Adrenal glands; squirrel monkey; Saimiri sciureus; owl monkey; Aotus azarae infulatus; howler monkey; Alouatta guariba clamitans; Cushing; hyperadrenocorticism; hormones; ultrasound


MORFOFISIOLOGIA

Avaliação ultrassonográfica e mensurações das glândulas adrenais em primatas não humanos neotropicais: mico-de-cheiro (Saimiri sciureus), macaco-da-noite (Aotus azarae infulatus) e bugio-ruivo (Alouatta guariba clamitans)

Adrenal glands measurements and ultrasound evaluation in nonhuman primates: squirrel monkey (Saimiri sciureus), owl monkey (Aotus azarae infulatus) and howler monkey (Alouatta guariba clamitans)

Andressa C. SouzaI; Rogério R. LangeI; Andreise C. PrzydzimirskiI; Paulo H.G. CastroII; Ana PascoliIII; Júlio César S. JúniorIII; Tilde R. FroesI,* * Autor para correspondência: froestilde@gmail.com

IDepartamento de Medicina Veterinária, Universidade Federal do Paraná (UFPR), Rua dos Funcionários 1540, Curitiba, PR 80035-050, Brasil

IIMédico Veterinário, Secretaria de Vigilância em Saúde (SVS), Centro Nacional de Primatas (Cenp), Rodov.
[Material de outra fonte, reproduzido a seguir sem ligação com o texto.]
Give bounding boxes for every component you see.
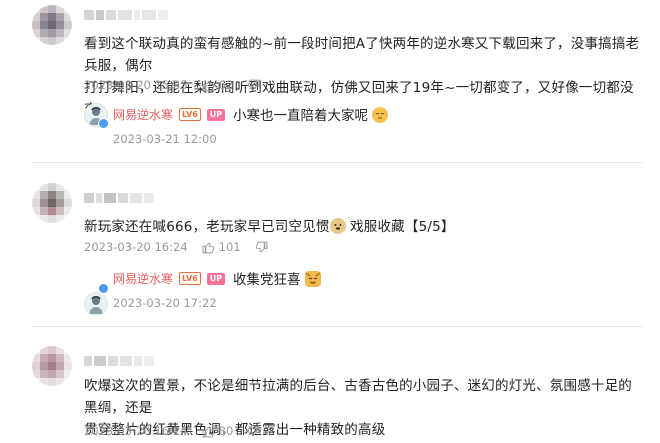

BR-316 Km 7, Ananindeua, PA 67030-000, Brasil

IIIDepartamento de Medicina Veterinária, Fundação Universidade Regional de Blumenal (FURB), Rua Antônio da Veiga 140, Blumenau, SC 89012-900, Brasil

RESUMO

As glândulas adrenais possuem funções endócrinas relacionadas a múltiplas funções vitais, estando intimamente relacionadas à capacidade do animal em se adaptar ao estresse. O exame ultrassonográfico é o método diagnóstico de escolha para avaliação das glândulas em diferentes espécies. Considerando a escassa literatura, questiona-se se as doenças adrenais em primatas não humanos são incomuns ou subdiagnosticadas, havendo a hipótese desse fato ser determinado pela falta de parâmetros. Objetivou-se descrever as características ultrassonográficas das glândulas adrenais para três espécies de primatas não humanos mantidas em cativeiro: Saimiri sciureus (mico-de-cheiro), Aotus azarae infulatus (macaco-da-noite) e Alouatta guariba clamitans (bugio-ruivo). Conclui-se que é possível a identificação das glândulas adrenais por meio de exame ultrassonográfico, sendo que os padrões de referência foram estabelecidos com sucesso para as espécies em questão. Ressalta-se que a adequação de animais em ambientes estressantes é frequentemente acompanhada por uma hipertrofia das glândulas adrenais, portanto deve-se levar em consideração que as mensurações realizadas nesse estudo foram estabelecidas em animais de cativeiro.

Termos de indexação: Glândulas adrenais, mico-de-cheiro, Saimiri sciureus, macaco-da-noite, Aotus azarae infulatus, bugio-ruivo, Alouatta guariba clamitans, Cushing, hiperadrenocorticismo, hormônios, ultrassonografia.

ABSTRACT

The adrenal glands have endocrine functions related to multiple vital functions and are closely related to the animal's ability to adapt to stress. The ultrasound is the diagnostic method of choice for evaluation of glands in different species. Considering the scarce literature, one may question whether the adrenal disorders in nonhuman primates are uncommon or underdiagnosed, and a hypothesis exists that this fact is determined by the lack of parameters. The goal is to describe the sonographic features of the adrenal glands for three species of nonhuman primates kept in captivity: squirrel monkey (Saimiri sciureus), owl monkey (Aotus azarae infulatus) and howler monkey (Alouatta guariba clamitans). It is concluded that it is possible to identify the adrenal glands by ultrasound, and the reference standards have been established successfully for the species in question. It is noteworthy that the adaptation of animals in many stressful environments is often accompanied by a hypertrophy of the adrenal glands, so one should take into account that the measurements performed in this study were established in captive animals.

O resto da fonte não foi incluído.